Three Major Projects to Spur Growth of Office Space Sector

CHENNAI: Chennai is going to witness a revival of growth in the office space sector with three major projects set to come up, according to president of the Confederation of Real Estate Developers Association of India Ajith Chordia.

Reacting to a study by Colliers International which stated that Chennai’s office space absorption has dipped by nearly 34 per cent over the previous quarter as a number of transactions are still in execution stages, Chordia said that the city is likely to have 11.5 million square feet of office space by next quarter.

Of the three major developments, one is coming up at Pallavaram-Thoraipakkam site. This will add 4.5 million square feet of office space, he said.

“Second is a property of DLF which is coming up near Tidel Park. This will add another 3.5 million square feet to four million square feet and third is the proposed World Trade Centre by Brigade Group in Chennai. This will be set up at Perungudi Real Estate and will add three million square feet of office space,” said Chordia.

Interestingly, Chennai’s World Trade Centre will come up at a cost of over Rs 1,000 crore.

The three developments are likely to trigger a growth in office space in the city.

Currently, the enquiry is good despite the city having faced the worst ever floods in December 2015, he said.

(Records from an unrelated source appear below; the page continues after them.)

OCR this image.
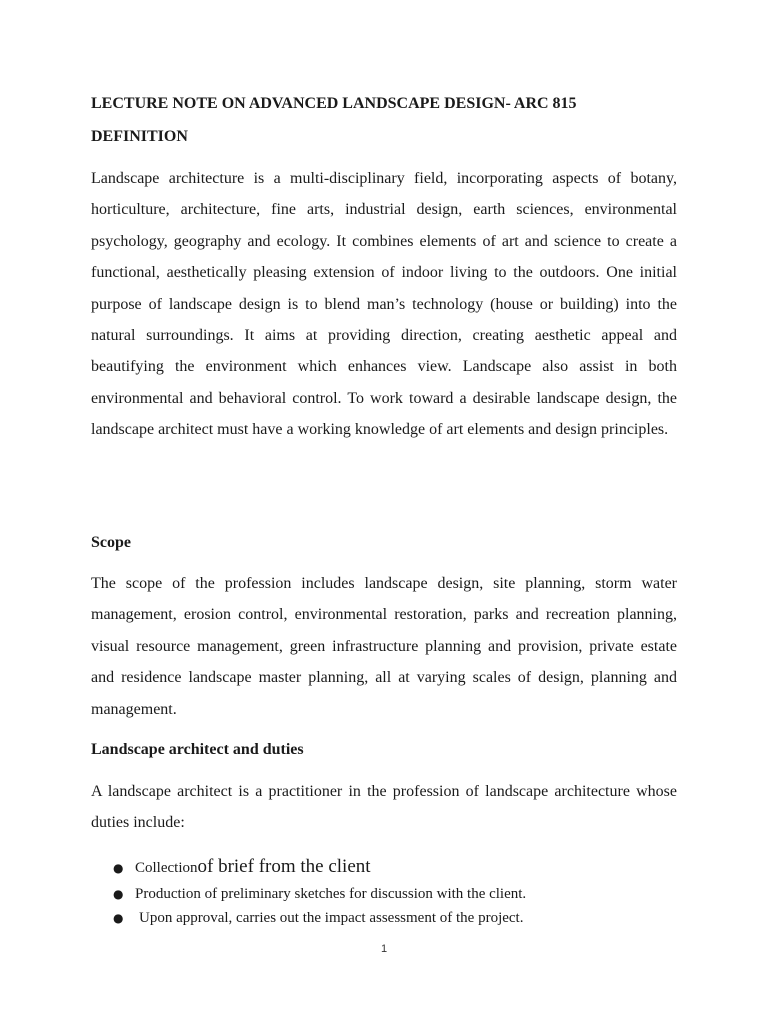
LECTURE NOTE ON ADVANCED LANDSCAPE DESIGN- ARC 815
DEFINITION

Landscape architecture is a multi-disciplinary field, incorporating aspects of botany, horticulture, architecture, fine arts, industrial design, earth sciences, environmental psychology, geography and ecology. It combines elements of art and science to create a functional, aesthetically pleasing extension of indoor living to the outdoors. One initial purpose of landscape design is to blend man’s technology (house or building) into the natural surroundings. It aims at providing direction, creating aesthetic appeal and beautifying the environment which enhances view. Landscape also assist in both environmental and behavioral control. To work toward a desirable landscape design, the landscape architect must have a working knowledge of art elements and design principles.

Scope

The scope of the profession includes landscape design, site planning, storm water management, erosion control, environmental restoration, parks and recreation planning, visual resource management, green infrastructure planning and provision, private estate and residence landscape master planning, all at varying scales of design, planning and management.

Landscape architect and duties

A landscape architect is a practitioner in the profession of landscape architecture whose duties include:

● Collection of brief from the client
● Production of preliminary sketches for discussion with the client.
●	Upon approval, carries out the impact assessment of the project.
1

Colliers International Study has said that the first quarter of 2016 had recorded nearly 0.77 million square feet of absorption volume of office space out of which 86 per cent is attributed to information technology and information technology-enabled services.

Other services like banking and financial services and consulting too accounted for 7 pc and 4 pc share in the total transaction volume, said the study.

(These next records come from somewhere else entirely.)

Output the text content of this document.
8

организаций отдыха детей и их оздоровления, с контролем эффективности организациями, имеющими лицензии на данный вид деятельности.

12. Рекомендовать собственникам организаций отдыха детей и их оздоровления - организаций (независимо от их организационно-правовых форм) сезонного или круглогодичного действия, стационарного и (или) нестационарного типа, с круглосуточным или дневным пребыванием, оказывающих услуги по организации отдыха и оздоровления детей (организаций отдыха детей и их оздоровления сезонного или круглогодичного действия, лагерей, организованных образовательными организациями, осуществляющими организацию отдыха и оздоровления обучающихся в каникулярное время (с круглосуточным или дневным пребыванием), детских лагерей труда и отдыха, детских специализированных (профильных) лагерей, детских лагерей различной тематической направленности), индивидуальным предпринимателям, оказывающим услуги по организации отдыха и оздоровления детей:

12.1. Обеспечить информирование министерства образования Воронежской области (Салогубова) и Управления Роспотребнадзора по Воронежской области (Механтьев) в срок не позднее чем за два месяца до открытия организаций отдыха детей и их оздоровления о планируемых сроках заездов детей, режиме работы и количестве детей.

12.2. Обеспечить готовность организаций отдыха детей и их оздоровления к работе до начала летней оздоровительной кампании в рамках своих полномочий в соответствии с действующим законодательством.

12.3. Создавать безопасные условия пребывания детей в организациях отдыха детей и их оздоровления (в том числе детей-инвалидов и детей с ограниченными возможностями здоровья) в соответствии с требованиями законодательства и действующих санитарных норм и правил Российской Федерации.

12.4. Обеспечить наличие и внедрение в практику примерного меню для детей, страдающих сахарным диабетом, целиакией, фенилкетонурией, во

Renault Nissan Technology Business Centre (180,000sq feet), Citibank (48,000sqft), Lennox (38,000sqft) and barry Wehmiller International (38,000 sqft) were amongst some prominent corporate occupiers that leased spaces on GST Road, Old Mahabalipuram Road and Guindy respectively.

It is learnt that 33 pc of total absorption of office space in this quarter was concentrated in OMR-pre toll corridor as this remains the most preferred location for occupiers to consolidate and expand their manifold operations.

Office rental rates have gone up by 7 pc in OMR-Pre toll area while the central business district witnessed 3 to 5 pc rise due to preference for inner city areas.